The early part of the career-transition program includes developing an exit statement and identifying references.
“They have to build an exit statement that will coordinate with what the organization is going to be saying,” he says.
After the initial adjustment, Smith coaches clients to conduct career and self-assessments.
“People need to know what they’re looking for,” he says, adding that their options don’t have to be limited to doing the same work at a different company.
He helps clients inventory their skills and identify skills that can transfer to other types of work.
Smith then helps clients uncover accomplishments that prospective employers will be interested in. It’s not always easy for clients to recognize their own accomplishments, Smith says.

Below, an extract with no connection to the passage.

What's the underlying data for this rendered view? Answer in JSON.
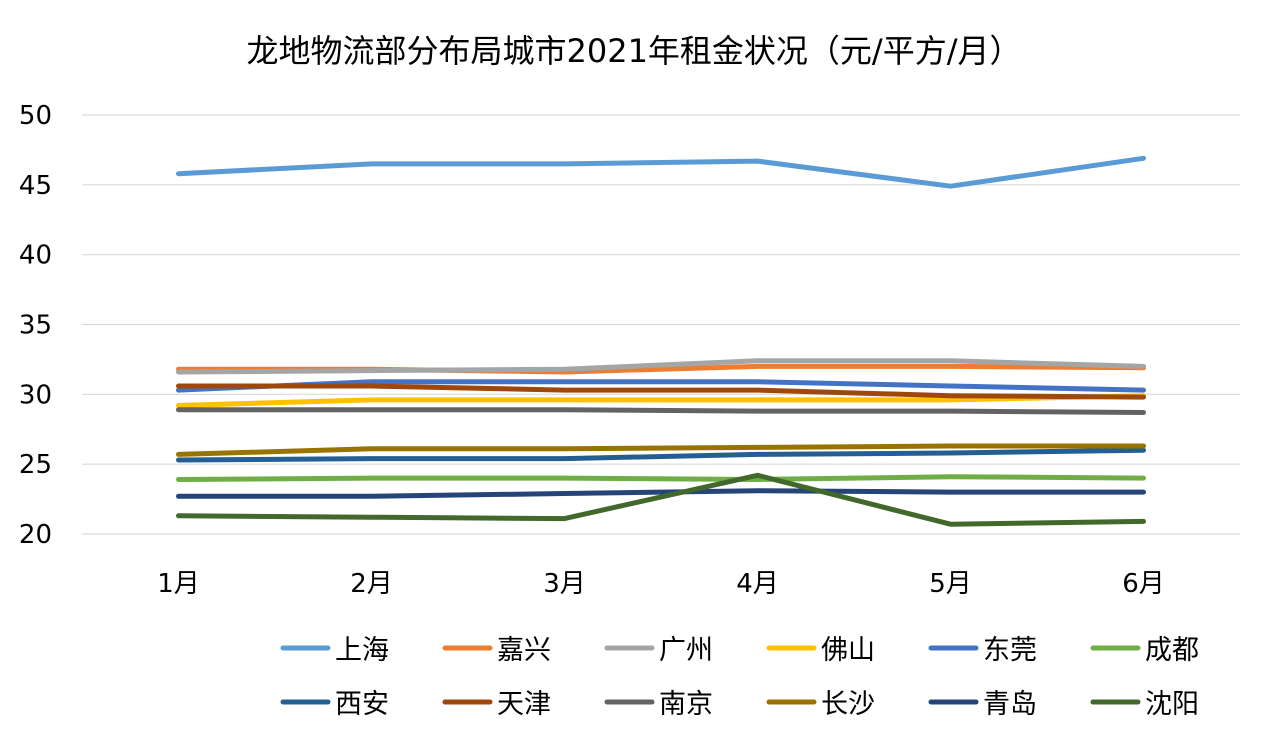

“People tend to just do their job and don’t give themselves enough credit,” he says.
Tying skills to accomplishments demonstrates that performance gets results, Smith says.
The self-assessment then provides the framework for a resume, he says.
Along with resume tutoring, Smith coaches clients in creating two-minute presentations about themselves and their career objectives.
“The focus in the search is going to be networking,” Smith says.
A two-minute presentation should include informed career choices and industries, transferable skills, and even a salary range, he says.
In career-transition networking, clients use their own contacts and the people their contacts know to help in their job search, Smith says, claiming that 85 percent of all jobs are filled through networking that traditional searches don’t find.
“I teach networking,” Smith says. “I see networking as a project.”
While there are several forms of networking in online, over-the-phone, and social settings, Smith says it’s vital to arrange face-to-face meetings with individual contacts in mutually comfortable places so the clients can give their two-minute presentation.
In most networking situations, clients should ask contacts to keep them in mind for referral purposes, rather than ask for a job directly.
The final component of Smith’s career-transition program is interview training.
“A perfect resume doesn’t mean anything if you don’t interview well,” he says. “Organizations are looking at you as an investment.”
During interviews, it’s important to demonstrate character in addition to skills and ability, Smith says.
“Skills and ability is what you do,” he says. “Values, principles, and character is who you are. If organizations don’t care who you are, that’s a problem, because you aren’t going to change that.”
Throughout the career-transition program, Smith advises clients not to get too locked in on the bull’s-eye.
“The target is a career,” he says. “If it’s a little off the bull’s-eye, it could still be on the target.”